Bathroom door handles....big...problem
CDC has confirmed the patient admitted last night to Presbyterian Hospital in Dallas does have Ebola.
Yeah, the the Texas Ebola person has been traveling all over the U.S.
Nuts! Where? This just keeps getting better and better.
No problem. I should never post in a hurry & I always do. (getting ready to travel) I should have specified for money (which I’d think would be the least controllable vector/ highest risk. And also the possibility of a wand, if such a thing exists, for airline seats or in public areas.
I’m only very familiar with UV, as you said, in water (aquarium situations)
Listening to Hannity on the way & the news, I kept thinking “why isn’t anyone looking at the route this person took?” That’s what matters & where the heads up ought to be, imho. (The cities/ neighborhoods, modes of transportation specifics)
It feels like this is deliberate.
CDC table of Ebola outbreaks.
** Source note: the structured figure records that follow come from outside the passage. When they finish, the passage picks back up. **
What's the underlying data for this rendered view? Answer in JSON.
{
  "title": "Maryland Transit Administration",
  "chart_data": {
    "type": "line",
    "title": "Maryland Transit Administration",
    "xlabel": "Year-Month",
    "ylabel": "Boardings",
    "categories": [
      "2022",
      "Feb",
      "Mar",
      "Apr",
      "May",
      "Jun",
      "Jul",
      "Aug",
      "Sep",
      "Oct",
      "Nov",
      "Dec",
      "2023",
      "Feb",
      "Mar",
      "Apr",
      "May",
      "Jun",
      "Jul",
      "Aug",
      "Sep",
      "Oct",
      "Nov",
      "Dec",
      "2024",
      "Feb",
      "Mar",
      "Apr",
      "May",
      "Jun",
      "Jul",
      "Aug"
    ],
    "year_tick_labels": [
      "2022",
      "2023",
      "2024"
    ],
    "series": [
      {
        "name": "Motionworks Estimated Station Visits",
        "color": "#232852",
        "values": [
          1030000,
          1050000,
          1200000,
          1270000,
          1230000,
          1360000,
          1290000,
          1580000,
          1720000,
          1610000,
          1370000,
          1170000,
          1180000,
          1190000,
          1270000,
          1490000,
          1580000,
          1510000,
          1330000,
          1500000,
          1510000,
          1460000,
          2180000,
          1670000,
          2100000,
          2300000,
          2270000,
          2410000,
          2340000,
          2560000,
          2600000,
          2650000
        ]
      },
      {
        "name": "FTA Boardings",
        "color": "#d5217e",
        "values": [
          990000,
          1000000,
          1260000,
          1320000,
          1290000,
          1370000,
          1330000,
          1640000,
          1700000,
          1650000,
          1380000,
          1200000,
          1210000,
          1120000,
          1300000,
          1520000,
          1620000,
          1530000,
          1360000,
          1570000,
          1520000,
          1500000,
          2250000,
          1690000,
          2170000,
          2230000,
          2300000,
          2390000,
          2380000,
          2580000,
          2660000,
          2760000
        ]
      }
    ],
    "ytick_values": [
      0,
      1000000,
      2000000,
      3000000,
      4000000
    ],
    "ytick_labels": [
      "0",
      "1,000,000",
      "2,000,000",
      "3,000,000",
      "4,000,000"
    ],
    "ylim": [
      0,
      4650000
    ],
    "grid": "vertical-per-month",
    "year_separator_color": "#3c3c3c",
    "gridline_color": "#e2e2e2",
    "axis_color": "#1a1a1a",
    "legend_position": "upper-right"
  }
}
The lethality rate of Ebola Zaire ranges from 47% to 89% (I do not count the single cases since an outbreak of size n=1 is either 0 or 100%). I really do not know how the WHO comes up with the 70% number for the current outbreak; my calculations show the CFR as being far lower.
Marburg death rates run between 24% to 88% according to WHO
I quoted that 83-90% Marburg fatality figure directly out of the MMWR report on the imported Marburg case that I previously linked. If that number is incorrect, take it up with the authors of that report.
I'm not sure where you get this idea. Ebola is very virulent. The virus literally pours out of the bodies of victim and it takes a very small amount of the virus to infect someone. And even if you believe that it's NOT contagious...we had better treat it like it is highly contagious because of the high death rate.
Virulence (pathogenicity) is not contagiousness. A disease can be highly virulent without being at all contagious. Malaria, dengue, chikungunya, tick-borne encephalitis, all fall into the virulent but not contagious category.
In general, virulence is inversely related to contagiousness. Common colds, for instance, are very contagious but not very virulent. This inverse relationship between the contagiousness of a microorganism and its virulence has been observed so often that it is almost a paradigm among microbiologists and other infectious disease experts.
Virus does not "pour out" of Ebola patients. It is contained within bodily fluids, and in order to get Ebola, one must have close contact with the patient or with the infected fluids. This means that Ebola is not very contagious. It is, however, highly infective since only a few viral particles are capable of causing clinical disease.
The body fluids "pour out" of Ebola victims and all of these body fluids are heavily virus laden. Sweat, puke, diarrhea, vomit, snot and blood all exit the body in copious amounts and leave the virus wherever they touch.
But again you're completely missing the point. It's highly virulent AND has an extremely high death rate. That's why people are concerned. It's a very dangerous disease.
Did you ever read the Hot Zone yet? I'm pretty sure it's been linked multiple times.
But again you're completely missing the point. It's highly virulent AND has an extremely high death rate. That's why people are concerned. It's a very dangerous disease.
Did you ever read the Hot Zone yet? I'm pretty sure it's been linked multiple times.
Contaminated bodily fluids being expelled by the body is not the same as virus "pouring out" of the body.
Keep in mind, I am a scientist, and my mind is extremely literal. I also insist on absolute precision of expression.
No, I have not read the Hot Zone, nor do I plan to. Sensationalist books like that annoy me greatly. I restrict my Ebola reading to the many scientific journal articles on the subject, and I also watch documentaries about it. I prefer to keep things real.